Peki diyelim ki, Türkiye kapıları açtı ve mülteciler karadan ve denizden Bulgaristan ve Yunanistan üzerinden AB devletlerine giriş yapmaya başladılar. Bu durumda AB devletleri, başta Yunanistan ve Bulgaristan olmak üzere, Türkiye’nin kullandığı 'milli güvenlik' gerekçesiyle, Türkiye'nin Trakya bölgesi ve sahil şeridinden Kıbrıs’a kadar olan bölgeyi güvenlik koridoru oluşturmak için işgal edebilirler mi? Türkiye’nin bu tehdidine, 'tedbir olarak bu koridora asker göndererek milli güvenlik kaygılarımızı gidermek istiyoruz' deseler Türkiye ne yapar?

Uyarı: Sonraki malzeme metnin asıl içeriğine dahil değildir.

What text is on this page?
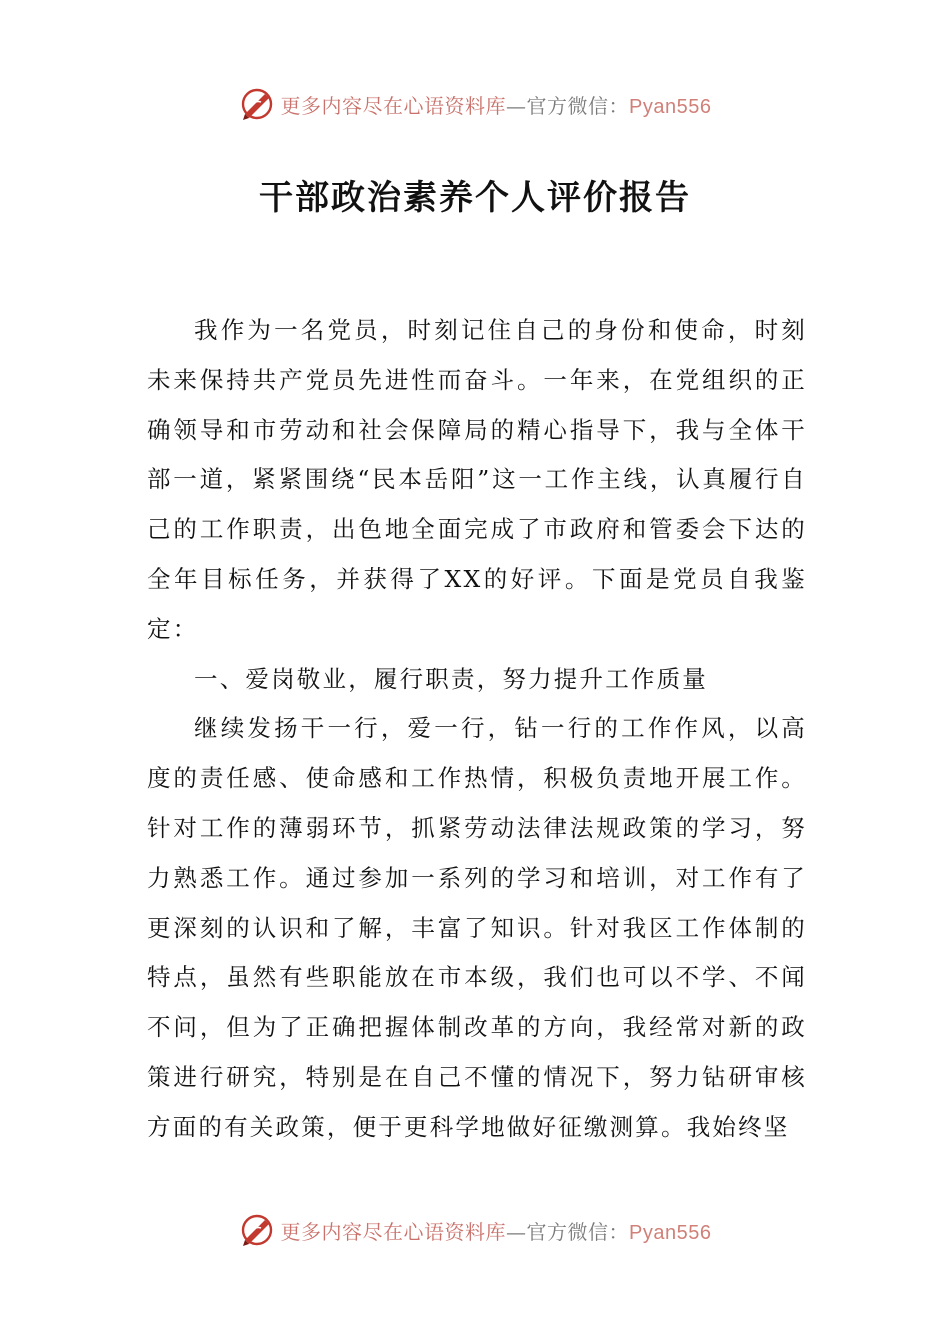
更多内容尽在心语资料库—官方微信：Pyan556
干部政治素养个人评价报告

我作为一名党员，时刻记住自己的身份和使命，时刻未来保持共产党员先进性而奋斗。一年来，在党组织的正确领导和市劳动和社会保障局的精心指导下，我与全体干部一道，紧紧围绕“民本岳阳”这一工作主线，认真履行自己的工作职责，出色地全面完成了市政府和管委会下达的全年目标任务，并获得了XX的好评。下面是党员自我鉴定：

一、爱岗敬业，履行职责，努力提升工作质量

继续发扬干一行，爱一行，钻一行的工作作风，以高度的责任感、使命感和工作热情，积极负责地开展工作。针对工作的薄弱环节，抓紧劳动法律法规政策的学习，努力熟悉工作。通过参加一系列的学习和培训，对工作有了更深刻的认识和了解，丰富了知识。针对我区工作体制的特点，虽然有些职能放在市本级，我们也可以不学、不闻不问，但为了正确把握体制改革的方向，我经常对新的政策进行研究，特别是在自己不懂的情况下，努力钻研审核方面的有关政策，便于更科学地做好征缴测算。我始终坚

更多内容尽在心语资料库—官方微信：Pyan556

Elbette ki 3,5 - 4 milyon mülteci Türkiye için ciddi bir sorundur. Fakat çözüm, PKK gerekçe gösterilerek Rojava’daki demografik yapıyı yok etmede aramak değildir. Günümüz dünyasında bunun hayat bulması mümkün değildir. Kabul edilebilir bir çözüm projesini muhatap aktörlerle hayata geçirmek mümkündür. Fakat PKK'yi gerekçe göstererek Kürdlerin yaşam alanlarına, kazanımlarına siyasi ve askeri müdahalede bulunmak dünyada kabul görmeyecektir. Bu gerekçe ile müdahalenin amacı, toplumsal dayanaklarını yitirmiş iktidarın yeniden taban bulmasını sağlamaktır. Bu bile gerçekleşebilir bir hedef değildir.